Thursday, November 6, 2008
(Updated 8:09 am)

GREENSBORO — The result of every race but one in Guilford County was accurately predicted by early-voting results released as polls closed Election Day.

As an exit poll, those figures proved more dead-on than many of the ways that politicians, media companies and the public use to find out whether their candidate won while waiting for precinct reports that can take hours to log.

Early-voting totals were posted Tuesday shortly after polls closed at 7:30 p.m.. Nearly four hours later, at 11:18 p.m., all the county's precincts were tallied.

The only result that had flipped: Robert Edmunds defeated Suzanne Reynolds in a neck-and-neck race for Supreme Court associate justice.
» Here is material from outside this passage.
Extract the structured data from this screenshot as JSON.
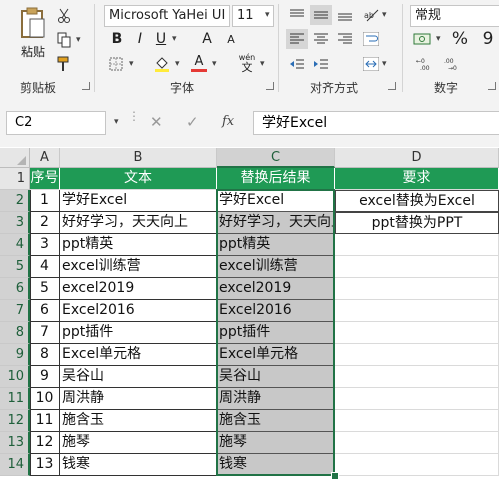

The early-voting accuracy is supported by a heavy turnout. Early voters made up 61 percent of the total votes cast in Guilford County, and accounted for 42 percent of total registered voters, so it's no surprise that those ballots cast between Oct. 16 and Nov. 1 had a massive impact.

Or that those ballots broke heavily Democratic.

The only Republican who won in Guilford County Tuesday was Howard Coble, whose district includes the southern, more rural parts of the county.

"Democrats have historically concentrated on getting their folks to vote before Election Day," said Johnnie McClean, deputy director of the State Board of Elections. "And I think the concentrated effort they made this year would appear to be visible in the election results."

A Democratic emphasis on straight-ticket voting, tantamount to their early-vote message, heavily tipped the scales in the party's favor here. More than 242,000 voted here, and 91,566 of those were straight-ticket Democrats.

Of course, it must be mentioned that Guilford County leans Democratic in its registrations anyway. There are roughly 176,000 registered Democrats, compared to about 103,000 Republicans.

But what do those early voting results mean for the future? Tough to say.

"It's something that's relatively new," said Hunter Bacot, director of the Elon University Poll, said about early voting. "It's not been studied much, and it's a little bit more difficult to study."

The big early-voting totals could have come from a large number of tight races in North Carolina.

"Anytime you have a highly contested, salient race in the state, you see those numbers tick up. And you look at turnout in North Carolina, it is very good," Bacot said.

What most know as early voting is actually a variation on absentee voting made possible through a change in North Carolina law from 2000 that said voters didn't need an excuse to ask for an absentee ballot. Counties across the state took that opportunity to open the polls earlier and longer.

For Guilford, 2008 was its biggest early-voting year. In 2000, the county had about 35,000 early voters. That pretty much doubled in the next presidential election in 2004 and then roughly doubled again this year.

But that early vote total appears unlikely to double again.

If the percentage of early voters doubled again, it would be greater than 80 percent, a figure that some elections experts predicted the county might reach this year.

The county's record turnout for all voters, 68 percent, was hit but not broken Tuesday.

Rain showers might have kept some people home this year.

"In all honesty, I thought we'd be in the 70s," Bacot said.